Friedrich Weißbach veröffentlicht am
 

Die Universität Köln hat ihre Einladung an Nancy Fraser zur Albert-Magnus-Professur widerrufen, was zu einem Aufschrei der deutschen Kritischen Theorie führte. Der Fall wirft Fragen über den Umgang mit Kritik am Staat Israel auf. Auch, weil eine ganz ähnliche Situation jüngst schon besser gelöst wurde.

Ein Beben geht durch den philosophischen Wissenschaftsbetrieb – mal wieder. Epizentrum der Erschütterung ist die Universität Köln, deren Rektorat die weltberühmte Sozialphilosophin Nancy Fraser gerade von der Albertus-Magnus-Professur ausgeladen hat. Die nach dem geistigen Gründervater der Universität benannte Professur ist eine Vorlesungsreihe, bei der Geisteswissenschaftler eingeladen werden, die sich in herausragender Weise um den wissenschaftlichen sowie gesellschaftlichen Diskurs verdient gemacht haben. Denker wie Martha Nussbaum, Bruno Latour, Noam Chomsky, David Wengrow, Giorgio Agamben und Eva Illouz gehören zu den Ehrenträgern. 
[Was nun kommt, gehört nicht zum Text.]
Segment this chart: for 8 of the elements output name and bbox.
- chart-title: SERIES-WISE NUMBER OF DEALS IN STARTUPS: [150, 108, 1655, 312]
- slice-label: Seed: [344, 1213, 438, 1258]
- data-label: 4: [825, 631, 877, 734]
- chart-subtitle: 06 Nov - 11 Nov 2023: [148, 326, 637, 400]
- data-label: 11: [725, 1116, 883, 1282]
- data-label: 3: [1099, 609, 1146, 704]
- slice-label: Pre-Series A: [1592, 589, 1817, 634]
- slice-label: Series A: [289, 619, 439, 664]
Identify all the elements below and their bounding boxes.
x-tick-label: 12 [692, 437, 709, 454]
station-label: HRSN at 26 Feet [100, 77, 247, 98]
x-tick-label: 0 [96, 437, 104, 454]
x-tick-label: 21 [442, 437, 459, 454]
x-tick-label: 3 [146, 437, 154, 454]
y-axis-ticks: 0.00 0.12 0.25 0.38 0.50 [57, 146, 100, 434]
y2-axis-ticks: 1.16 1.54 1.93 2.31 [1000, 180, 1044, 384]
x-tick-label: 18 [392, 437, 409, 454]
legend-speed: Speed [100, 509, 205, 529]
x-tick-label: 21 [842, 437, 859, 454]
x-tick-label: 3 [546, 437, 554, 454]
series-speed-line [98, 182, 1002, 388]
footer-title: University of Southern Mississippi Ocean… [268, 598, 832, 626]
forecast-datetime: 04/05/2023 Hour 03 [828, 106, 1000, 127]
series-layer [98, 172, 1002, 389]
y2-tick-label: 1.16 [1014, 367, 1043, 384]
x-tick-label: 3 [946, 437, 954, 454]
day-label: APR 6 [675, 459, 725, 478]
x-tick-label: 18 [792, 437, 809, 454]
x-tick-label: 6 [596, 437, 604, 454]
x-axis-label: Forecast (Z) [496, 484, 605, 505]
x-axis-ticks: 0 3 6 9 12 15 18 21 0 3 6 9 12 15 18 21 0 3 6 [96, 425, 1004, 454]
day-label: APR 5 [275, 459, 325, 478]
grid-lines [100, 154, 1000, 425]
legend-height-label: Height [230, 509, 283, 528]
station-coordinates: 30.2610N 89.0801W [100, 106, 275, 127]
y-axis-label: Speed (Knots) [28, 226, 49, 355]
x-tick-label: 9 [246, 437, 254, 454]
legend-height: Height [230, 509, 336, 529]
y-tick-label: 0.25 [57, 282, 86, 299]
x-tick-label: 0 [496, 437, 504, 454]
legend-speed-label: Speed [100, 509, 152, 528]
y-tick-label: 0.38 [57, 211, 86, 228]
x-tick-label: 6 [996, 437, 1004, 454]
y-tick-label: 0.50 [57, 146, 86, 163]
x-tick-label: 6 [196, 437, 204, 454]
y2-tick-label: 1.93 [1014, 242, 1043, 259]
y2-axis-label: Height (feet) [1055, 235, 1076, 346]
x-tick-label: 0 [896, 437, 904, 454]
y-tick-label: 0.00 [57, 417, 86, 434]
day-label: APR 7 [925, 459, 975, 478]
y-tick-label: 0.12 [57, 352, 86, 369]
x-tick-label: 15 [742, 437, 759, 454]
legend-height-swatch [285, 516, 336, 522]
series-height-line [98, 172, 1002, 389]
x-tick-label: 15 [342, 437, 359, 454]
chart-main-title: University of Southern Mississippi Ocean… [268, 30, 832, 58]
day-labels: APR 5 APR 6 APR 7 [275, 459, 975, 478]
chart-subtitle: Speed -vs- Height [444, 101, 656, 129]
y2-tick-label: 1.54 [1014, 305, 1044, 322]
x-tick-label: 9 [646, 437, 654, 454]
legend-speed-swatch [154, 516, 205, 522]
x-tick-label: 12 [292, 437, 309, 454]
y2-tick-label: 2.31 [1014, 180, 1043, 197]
Grund für die Widerrufung der Einladung von Nancy Fraser ist eine Unterschrift der US-amerikanischen Philosophin unter dem Anfang November veröffentlichten Brief Philosophy for Palestine (siehe unten), in dem vor einem sich „entfaltenden Völkermord“ gewarnt, ein bestehendes Apartheidsystem angeklagt und für ein Boykott von Israel aufgerufen wird.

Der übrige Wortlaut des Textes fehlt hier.